Online sales growth will be a hard habit to break

Column 18-2-21 SM Farm

There is a hint of spring in the air – a stretch in the evenings and the first field work of 2021 now underway. I am sure it puts a spring in your step, and as tough as lockdown has been, it is a blessing for the farming community that your workplace is the great outdoors. I wish you all a healthy and successful farming year in the months ahead, and as always the weather will have a big say in that outcome!

We are all hoping for better times and the success of the vaccination programme is heartening. I am delighted Asda is playing its part, opening two vaccination centres in stores in England where we have a pharmacy presence. In fact, working alongside Government wherever we can has been a theme of the Covid-19 pandemic, with at its heart our role alongside farmers and food manufacturers in feeding the nation. When the pandemic is over, this will be one of the positive legacies of Covid-19.

With the foodservice sector still closed, consumers are buying extra in retail stores. The latest Kantar results show Asda sales growing by about nine per cent in the past year.

Interestingly, small stores have been the biggest beneficiaries, with sales growing by 26 per cent in the smaller independent chains.

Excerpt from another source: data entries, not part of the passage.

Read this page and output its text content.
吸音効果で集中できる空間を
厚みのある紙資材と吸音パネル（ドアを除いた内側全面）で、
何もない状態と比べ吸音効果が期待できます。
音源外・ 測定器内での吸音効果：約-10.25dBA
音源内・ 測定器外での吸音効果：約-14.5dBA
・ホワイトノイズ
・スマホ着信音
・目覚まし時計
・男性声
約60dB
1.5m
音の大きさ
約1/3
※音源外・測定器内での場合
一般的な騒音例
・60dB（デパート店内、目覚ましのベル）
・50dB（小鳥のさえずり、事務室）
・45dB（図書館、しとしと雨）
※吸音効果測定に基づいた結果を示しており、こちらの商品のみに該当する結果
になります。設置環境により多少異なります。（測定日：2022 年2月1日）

We have also seen phenomenal growth in online sales and no doubt consumers have learned new habits, which will become established – and will have a bearing on the market for your produce for years to come.

There is no getting away from Brexit either. Retailers have most certainly been using their ‘best endeavours’ to have everything in order to move goods from GB to NI.

The next milestone will be February 22, when goods on the Prohibited and Restricted List, for example fresh mince, will need a consignment level Export Health Certificate. For some retailers, like Asda, this is all completely new and it’s a very steep learning curve.

There will be new opportunities for sourcing goods from the island of Ireland, but I believe the most desirable outcome is finding ways to maintain a good flow of trade between these islands in all directions.

The standards and traceability in our supply chain are second to none and I have always held the view that workable and lasting solutions are possible, a Trusted Trader scheme for example to minimise bureaucracy remains an opportunity which should be seriously looked at.

Retailers are asking for two things: a significant extension to the grace period which ends on April 1; and a workable lasting solution which can maintain our Just In Time and complex supply chains.

Covid-19 and Brexit have stopped the clock on some issues as well. A year ago the debate about plant- based products and their impact on the livestock sector was very much on the agenda. That has cooled off.

In November, the UK will host COP 26, the UN Climate Change Conference. This really is a landmark event and will help shape global policy on food and land use. It is maybe not our immediate priority during lockdown, but as we move further into 2021 let’s have that discussion about how the industry can offer solutions to the biggest challenge of all, the climate emergency.